Meta reportedly moves to unwind $2B Manus deal after Beijing’s demand: Esta é inédita, e discreta. Notem que se fosse Bruxelas e não Beijing a obrigar à quebra deste negócio, teríamos o habitual coro de refilice contra o excesso de intervencionismo da comissão europeia. Com os diktats do camarada Xi, ninguém refila. Não surpreende, o mercado chinês é demasiado apetecível. 

Anthropic shuts down Fable, Mythos models following Trump admin directive: E se isto não funcionar como um toque de alarma (mais um…) sobre a excessiva dependência europeia de tecnologias desenvolvidas nos estados unidos, e, por isso, sujeitas às suas leis e caprichos dos seus líderes, estamos mesmo em maus lençóis. 

What Machines Dream Of: A história da robótica, vista sob a lente das artes digitais. 

These Logs of ChatGPT Allegedly Driving a Suicidal Woman to Her Death Are Deeply Disturbing: A primeira questão é porque diabos se acha que um chatbot pode ser um auxiliar de saúde mental (e isto é o clássico paradoxo perigoso que Weizenbaum identificou com o seu ELIZA, o nosso gosto em abrir a alma a interfaces digitais). A segunda questão, é porque diabos quem trabalha do desenvolvimento destes chatbots não assume responsabilidades pelo óbvio descuido na sua implementação. 

Grecia se las prometía muy felices cuando automatizó la vigilancia del tráfico a una IA. Hasta que se puso a multar: Os riscos de implementação de algoritmos, sem as devidas precauções. Note-se que os erros indicados passam-se em situações de baixa luminosidade, onde é mais difícil à visão computacional reconhecer com rigor aquilo para que foi treinada. 

Pluralistic: AI and amateurism (15 Jun 2026): Destaco um pormenor, que bate muito certinho com a minha própria perceção: "And while I am broadly very skeptical of AI, and deeply alarmed by the proliferation of "vibe coded" software in production environments, vibe coding for personal projects is a useful and exciting addition to the lineage of tools that let computer users decide how their computers will work."
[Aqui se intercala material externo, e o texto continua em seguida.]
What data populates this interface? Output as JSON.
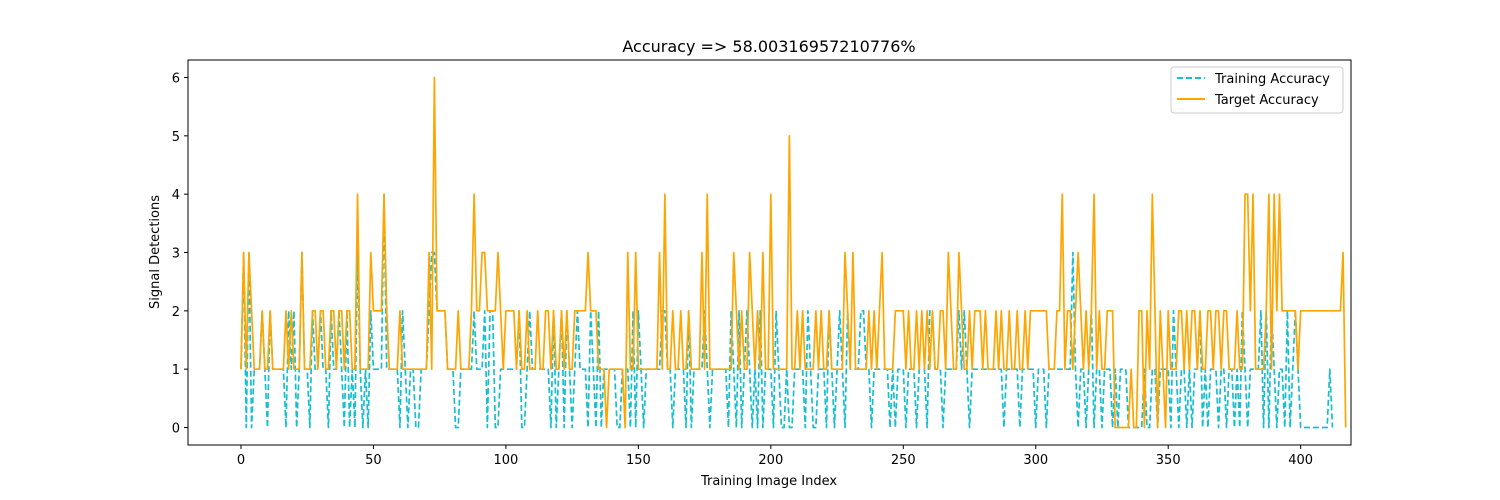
{
  "chart_data": {
    "type": "line",
    "title": "Accuracy => 58.00316957210776%",
    "xlabel": "Training Image Index",
    "ylabel": "Signal Detections",
    "xlim": [
      -20,
      419
    ],
    "ylim": [
      -0.3,
      6.3
    ],
    "xticks": [
      0,
      50,
      100,
      150,
      200,
      250,
      300,
      350,
      400
    ],
    "yticks": [
      0,
      1,
      2,
      3,
      4,
      5,
      6
    ],
    "grid": false,
    "legend": "top-right",
    "series": [
      {
        "name": "Training Accuracy",
        "style": "dashed",
        "color": "#17becf",
        "values": [
          1,
          3,
          0,
          3,
          0,
          1,
          1,
          1,
          2,
          1,
          0,
          2,
          1,
          1,
          1,
          1,
          1,
          0,
          2,
          1,
          2,
          0,
          1,
          3,
          1,
          1,
          0,
          2,
          1,
          1,
          2,
          1,
          1,
          0,
          2,
          1,
          1,
          2,
          1,
          0,
          2,
          0,
          1,
          0,
          3,
          1,
          0,
          1,
          0,
          2,
          1,
          1,
          1,
          1,
          4,
          1,
          1,
          1,
          1,
          1,
          0,
          2,
          1,
          0,
          1,
          1,
          0,
          0,
          1,
          1,
          1,
          2,
          3,
          3,
          2,
          2,
          2,
          2,
          1,
          1,
          1,
          0,
          0,
          1,
          1,
          1,
          1,
          1,
          2,
          1,
          1,
          1,
          2,
          0,
          2,
          2,
          0,
          0,
          1,
          1,
          1,
          1,
          1,
          1,
          1,
          2,
          0,
          0,
          1,
          2,
          1,
          1,
          1,
          1,
          1,
          1,
          1,
          0,
          2,
          0,
          1,
          2,
          0,
          2,
          1,
          0,
          1,
          2,
          1,
          1,
          1,
          0,
          2,
          1,
          0,
          2,
          0,
          1,
          1,
          1,
          1,
          1,
          0,
          0,
          1,
          1,
          1,
          0,
          2,
          0,
          2,
          1,
          0,
          1,
          1,
          1,
          1,
          1,
          1,
          2,
          2,
          1,
          1,
          0,
          1,
          1,
          1,
          1,
          0,
          2,
          0,
          1,
          1,
          1,
          1,
          2,
          1,
          0,
          1,
          1,
          1,
          1,
          1,
          1,
          0,
          2,
          1,
          0,
          2,
          0,
          1,
          2,
          1,
          0,
          1,
          0,
          2,
          0,
          1,
          1,
          1,
          0,
          2,
          1,
          0,
          0,
          1,
          0,
          0,
          1,
          1,
          1,
          1,
          0,
          2,
          1,
          0,
          0,
          1,
          1,
          1,
          0,
          2,
          1,
          0,
          1,
          2,
          1,
          0,
          2,
          1,
          1,
          1,
          1,
          2,
          2,
          1,
          1,
          0,
          1,
          1,
          1,
          1,
          1,
          1,
          0,
          1,
          0,
          1,
          1,
          1,
          0,
          1,
          1,
          1,
          0,
          1,
          1,
          1,
          0,
          2,
          2,
          1,
          1,
          1,
          0,
          1,
          1,
          1,
          1,
          1,
          2,
          1,
          2,
          1,
          0,
          1,
          1,
          1,
          1,
          1,
          1,
          1,
          1,
          1,
          1,
          1,
          1,
          0,
          1,
          1,
          1,
          1,
          1,
          0,
          1,
          1,
          1,
          1,
          1,
          0,
          1,
          1,
          1,
          0,
          1,
          1,
          1,
          1,
          1,
          1,
          1,
          1,
          1,
          3,
          1,
          0,
          1,
          1,
          0,
          1,
          2,
          0,
          1,
          1,
          0,
          1,
          1,
          1,
          0,
          1,
          0,
          1,
          1,
          1,
          0,
          0,
          0,
          0,
          0,
          0,
          1,
          0,
          0,
          1,
          1,
          0,
          1,
          1,
          1,
          1,
          0,
          2,
          1,
          0,
          1,
          1,
          0,
          1,
          0,
          1,
          1,
          2,
          0,
          1,
          0,
          1,
          1,
          1,
          0,
          1,
          1,
          0,
          1,
          1,
          0,
          1,
          0,
          2,
          1,
          0,
          1,
          1,
          1,
          1,
          2,
          0,
          2,
          0,
          2,
          1,
          0,
          1,
          1,
          0,
          2,
          0,
          1,
          2,
          1,
          0,
          0,
          0,
          0,
          0,
          0,
          0,
          0,
          0,
          0,
          0,
          1,
          0
        ]
      },
      {
        "name": "Target Accuracy",
        "style": "solid",
        "color": "#ffa500",
        "values": [
          1,
          3,
          1,
          3,
          2,
          1,
          1,
          1,
          2,
          1,
          1,
          2,
          1,
          1,
          1,
          1,
          1,
          2,
          1,
          2,
          1,
          1,
          1,
          3,
          1,
          1,
          1,
          2,
          2,
          1,
          2,
          2,
          1,
          1,
          2,
          2,
          1,
          2,
          2,
          1,
          2,
          2,
          1,
          1,
          4,
          1,
          1,
          1,
          1,
          3,
          2,
          2,
          2,
          2,
          4,
          2,
          1,
          1,
          1,
          1,
          2,
          1,
          1,
          1,
          1,
          1,
          1,
          1,
          1,
          1,
          1,
          3,
          1,
          6,
          2,
          2,
          2,
          2,
          1,
          1,
          1,
          1,
          2,
          1,
          1,
          1,
          1,
          2,
          4,
          2,
          2,
          3,
          3,
          2,
          2,
          2,
          2,
          3,
          2,
          1,
          2,
          2,
          2,
          2,
          1,
          2,
          1,
          1,
          2,
          1,
          1,
          1,
          2,
          1,
          1,
          2,
          2,
          1,
          2,
          1,
          1,
          2,
          1,
          2,
          1,
          1,
          2,
          2,
          2,
          2,
          2,
          3,
          2,
          2,
          2,
          1,
          1,
          1,
          0,
          1,
          1,
          1,
          1,
          1,
          1,
          0,
          3,
          1,
          1,
          3,
          1,
          1,
          1,
          1,
          1,
          1,
          1,
          1,
          3,
          1,
          4,
          1,
          1,
          2,
          1,
          1,
          2,
          1,
          1,
          2,
          1,
          1,
          1,
          1,
          3,
          1,
          4,
          1,
          1,
          1,
          1,
          1,
          1,
          1,
          1,
          1,
          3,
          2,
          1,
          2,
          1,
          1,
          3,
          2,
          1,
          2,
          1,
          3,
          1,
          1,
          4,
          1,
          1,
          1,
          1,
          1,
          1,
          5,
          1,
          1,
          2,
          1,
          2,
          1,
          1,
          1,
          1,
          2,
          1,
          2,
          1,
          1,
          2,
          1,
          1,
          1,
          1,
          1,
          3,
          2,
          1,
          3,
          1,
          1,
          1,
          1,
          1,
          2,
          1,
          2,
          1,
          2,
          3,
          1,
          1,
          1,
          1,
          2,
          2,
          2,
          2,
          1,
          2,
          1,
          1,
          2,
          1,
          2,
          1,
          2,
          1,
          2,
          1,
          1,
          2,
          2,
          1,
          3,
          2,
          1,
          1,
          3,
          2,
          1,
          1,
          2,
          1,
          2,
          2,
          2,
          1,
          2,
          1,
          1,
          1,
          2,
          1,
          2,
          1,
          1,
          2,
          1,
          1,
          2,
          1,
          1,
          2,
          1,
          2,
          2,
          2,
          2,
          2,
          2,
          2,
          1,
          1,
          1,
          2,
          2,
          4,
          1,
          2,
          2,
          1,
          2,
          3,
          2,
          1,
          2,
          1,
          2,
          4,
          1,
          2,
          1,
          1,
          2,
          2,
          2,
          0,
          0,
          0,
          0,
          0,
          0,
          1,
          0,
          0,
          2,
          2,
          0,
          2,
          1,
          4,
          2,
          0,
          2,
          1,
          0,
          2,
          1,
          1,
          1,
          2,
          2,
          1,
          2,
          1,
          2,
          2,
          1,
          2,
          1,
          1,
          2,
          2,
          1,
          2,
          2,
          1,
          2,
          2,
          1,
          1,
          1,
          2,
          1,
          1,
          4,
          4,
          2,
          4,
          1,
          1,
          1,
          1,
          2,
          4,
          1,
          4,
          2,
          4,
          2,
          2,
          2,
          2,
          2,
          2,
          1,
          2,
          2,
          2,
          2,
          2,
          2,
          2,
          2,
          2,
          2,
          2,
          2,
          2,
          2,
          2,
          2,
          3,
          0
        ]
      }
    ]
  }
}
Leituras da Semana (#119 // 15 Jun 2026): O destaque que fiz ao texto de Doctorow segue outros caminhos (parece sincronismo, não parece?). Já o João destaca, e muito bem, as relações de interesses e poder que estão a direcionar a introdução forçada da IA no mundo laboral. Quanto à observação sobre os iPads, João, só te posso dizer que há muito que sinto isso. Houve uma altura em que olhei com imensa atenção para os dispositivos móveis, pensando que a mobilidade e portabilidade iriam ser excelentes ferramentas criativas. O uso depressa me fez perceber que não seria assim. Não por questões inerentes à tecnologia em si, ou à capacidade dos criadores de aplicações, mas sim por ter compreendido que os pilares de desenvolvimento para dispositivos móveis estão direcionados para consumo e entretenimento. Isto, foi uma óbvia opção de quem desenvolve os dois principais sistemas operativos móveis. Repito: não é uma questão técnica ou de interfaces, é uma escolha de gestão. A IA está a seguir o mesmo caminho, com a agravente dos muito previsíveis impactos negativos que já estamos a ver.

A Day In The Life Of A Principal Using AI: Uma partilha interessante, que mostra como a IA faz imenso jeito para o tédio das tarefas administrativas.

The EU won't pursue a mandatory game preservation law: Ou, sendo mais direto, desconsiderando o gaming como cultura.


sharkchunks: H.R. Giger’s early works: Clássicos. 

Rheinmetall signs deal to build heavy-lift military drone: Entre as lições da guerra ucraniana e uma possível resposta às recentes capacidades chinesas neste domínio. 

Did a Chatbot Write a Prize-Winning Story? Does It Matter?: Os riscos dos juízos estéticos baseados na suposta sabedoria das massas. 

Villa Baviera y Colonia Dignidad: la sórdida historia del retiro dorado de los nazis en el interior de Chile: Do legado nazi ao dark tourism, uma localidade bucólica que deu abrigo a torcionários e criminosos de guerra. 

A vida de um desempregado à espera do apocalipse laboral: O artigo captura muito bem o zeitgeist das novas gerações, entre a espada do desemprego e a parede dos delírios da extinção laboral via IA. Se bem que, pelo apelido do autor, suspeito que o seu drama de jovem desempregado é bem mais leve do que os de recém-licenciados da classe média suburbana, que não têm a vantagem de ter um apelido sonante e os contactos familiares que o acompanham. 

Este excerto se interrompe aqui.